Shopping at a street market is a way of life in France – and for a very good reason. Markets can be fun, colourful, traditional. And, you can find bargains and seasonal products made or grown locally that you can’t always get in the supermarkets.
Buying a locally produced foie gras or Saucisson from an artisan producer at the market is a great way to sample French gastronomic wonder. The sellers nearly always let you have a taste before you buy which is great for those who are just not sure about it.
If you’re compiling your essential list of what to do in France and you want to get a feel for the real French culture then a market is a great way to go about it. French people are obsessed with great food and you can easily get a taste for it too!
Where to find a street market in France
In almost every area of France you will find a street market pretty much every day of the week in one town or another. They vary in size from the tiny markets aimed at local housewives in pretty much every small village to the huge weekly markets where you’ll find hundreds of stalls selling just about everything!
French website Marches de France has a helpful market locator for the whole of France.
Most markets operate in the morning, opening around 8.00 a.m. – 9.00 a.m. And generally the stalls are closing or closed by about 13.00. Some stalls are very professional. Others are home growers keen to offload their surplus goods – veg, jam, handmade butter or cheese etc. You can generally find food stalls that will provide you with a take away lunch to have after your visit.

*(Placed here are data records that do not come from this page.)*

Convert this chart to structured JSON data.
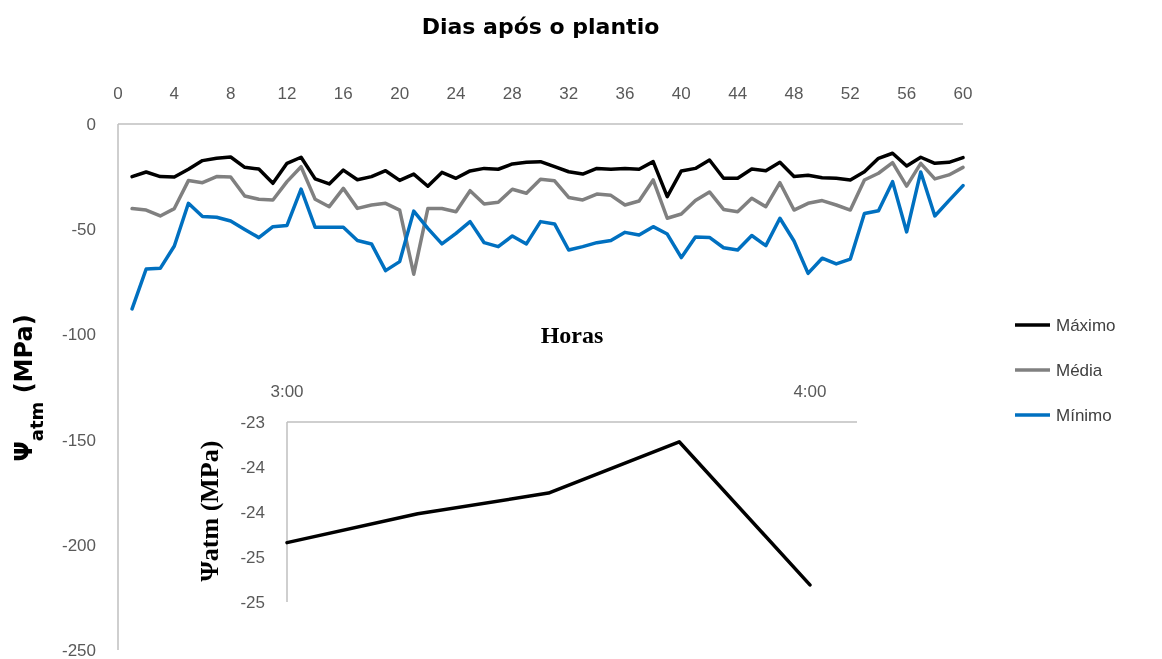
{
  "chart_data": [
    {
      "type": "line",
      "title": "Dias após o plantio",
      "ylabel": "Ψ$_{atm}$ (MPa)",
      "x": [
        1,
        2,
        3,
        4,
        5,
        6,
        7,
        8,
        9,
        10,
        11,
        12,
        13,
        14,
        15,
        16,
        17,
        18,
        19,
        20,
        21,
        22,
        23,
        24,
        25,
        26,
        27,
        28,
        29,
        30,
        31,
        32,
        33,
        34,
        35,
        36,
        37,
        38,
        39,
        40,
        41,
        42,
        43,
        44,
        45,
        46,
        47,
        48,
        49,
        50,
        51,
        52,
        53,
        54,
        55,
        56,
        57,
        58,
        59,
        60
      ],
      "xlim": [
        0,
        60
      ],
      "xticks": [
        0,
        4,
        8,
        12,
        16,
        20,
        24,
        28,
        32,
        36,
        40,
        44,
        48,
        52,
        56,
        60
      ],
      "ylim": [
        -250,
        0
      ],
      "yticks": [
        -250,
        -200,
        -150,
        -100,
        -50,
        0
      ],
      "legend": "right",
      "grid": false,
      "line_style": "solid",
      "series": [
        {
          "name": "Máximo",
          "color": "#000000",
          "values": [
            -25.0,
            -22.8,
            -25.0,
            -25.2,
            -21.5,
            -17.4,
            -16.3,
            -15.7,
            -20.6,
            -21.4,
            -28.2,
            -18.7,
            -15.8,
            -26.1,
            -28.5,
            -21.9,
            -26.5,
            -25.0,
            -22.2,
            -26.8,
            -23.8,
            -29.6,
            -23.0,
            -25.8,
            -22.3,
            -21.1,
            -21.5,
            -19.0,
            -18.2,
            -17.9,
            -20.3,
            -22.7,
            -23.8,
            -21.1,
            -21.5,
            -21.2,
            -21.5,
            -17.9,
            -34.5,
            -22.3,
            -21.1,
            -17.1,
            -25.8,
            -25.8,
            -21.4,
            -22.2,
            -18.2,
            -25.0,
            -24.4,
            -25.5,
            -25.8,
            -26.6,
            -22.7,
            -16.3,
            -13.9,
            -20.0,
            -15.8,
            -18.7,
            -18.2,
            -16.0
          ]
        },
        {
          "name": "Média",
          "color": "#808080",
          "values": [
            -40.2,
            -40.9,
            -43.7,
            -40.2,
            -26.9,
            -27.9,
            -25.0,
            -25.2,
            -34.2,
            -35.8,
            -36.1,
            -27.4,
            -20.3,
            -35.8,
            -39.3,
            -30.6,
            -40.1,
            -38.5,
            -37.7,
            -40.9,
            -71.4,
            -40.2,
            -40.2,
            -41.7,
            -31.7,
            -38.0,
            -37.2,
            -31.0,
            -32.9,
            -26.3,
            -27.0,
            -34.9,
            -36.1,
            -33.3,
            -33.9,
            -38.5,
            -36.6,
            -26.6,
            -44.8,
            -42.8,
            -36.4,
            -32.3,
            -40.6,
            -41.7,
            -35.3,
            -39.3,
            -27.9,
            -40.9,
            -37.7,
            -36.4,
            -38.5,
            -40.9,
            -26.6,
            -23.4,
            -18.4,
            -29.5,
            -18.7,
            -26.1,
            -24.2,
            -20.6
          ]
        },
        {
          "name": "Mínimo",
          "color": "#0070c0",
          "values": [
            -87.9,
            -68.9,
            -68.6,
            -58.0,
            -37.7,
            -44.0,
            -44.3,
            -46.1,
            -50.1,
            -54.0,
            -48.8,
            -48.2,
            -30.9,
            -49.1,
            -49.1,
            -49.1,
            -55.4,
            -57.0,
            -69.7,
            -65.4,
            -41.4,
            -49.6,
            -57.0,
            -52.0,
            -46.4,
            -56.4,
            -58.3,
            -53.2,
            -57.0,
            -46.4,
            -47.5,
            -59.9,
            -58.3,
            -56.4,
            -55.4,
            -51.5,
            -52.8,
            -48.8,
            -52.3,
            -63.5,
            -53.7,
            -53.9,
            -58.8,
            -59.9,
            -53.0,
            -57.8,
            -44.8,
            -55.6,
            -71.0,
            -63.8,
            -66.5,
            -64.2,
            -42.5,
            -41.2,
            -27.4,
            -51.3,
            -22.8,
            -43.7,
            -36.4,
            -29.3
          ]
        }
      ]
    },
    {
      "type": "line",
      "title": "Horas",
      "ylabel": "Ψatm (MPa)",
      "x": [
        3,
        3.25,
        3.5,
        3.75,
        4
      ],
      "xlim": [
        3,
        4.09
      ],
      "xticks": [
        {
          "value": 3,
          "label": "3:00"
        },
        {
          "value": 4,
          "label": "4:00"
        }
      ],
      "ylim": [
        -25,
        -23
      ],
      "yticks": [
        {
          "value": -25,
          "label": "-25"
        },
        {
          "value": -24.5,
          "label": "-25"
        },
        {
          "value": -24,
          "label": "-24"
        },
        {
          "value": -23.5,
          "label": "-24"
        },
        {
          "value": -23,
          "label": "-23"
        }
      ],
      "grid": false,
      "legend": false,
      "line_style": "solid",
      "series": [
        {
          "color": "#000000",
          "values": [
            -24.34,
            -24.02,
            -23.79,
            -23.22,
            -24.81
          ]
        }
      ]
    }
  ]
}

It’s a good idea to take a cool bag with you if the weather is warm and you’re buying fresh produce. Also take bags with you as most stall holders generally only provide flimsy bags. They’re not much good if you’re buying a few kilos of fresh fruit or veg.
We’ve put together a list of the main markets in Pas-de-Calais – great for day trippers from the UK. We’ve also tried to give you a flavour of what else there is to do in the town the market is in.
Its worth noting that the markets can change with the seasons. For instance the may be much bigger in the summer. There are also seasonal markets on occasion. Such as the famous Christmas markets and if that’s your interest you can read more about that in our French Christmas Markets page. And there are night time markets in the warmer months.
Don’t forget the second hand markets too – the braderies and brocantes, flea markets and antique markets for which France is famous.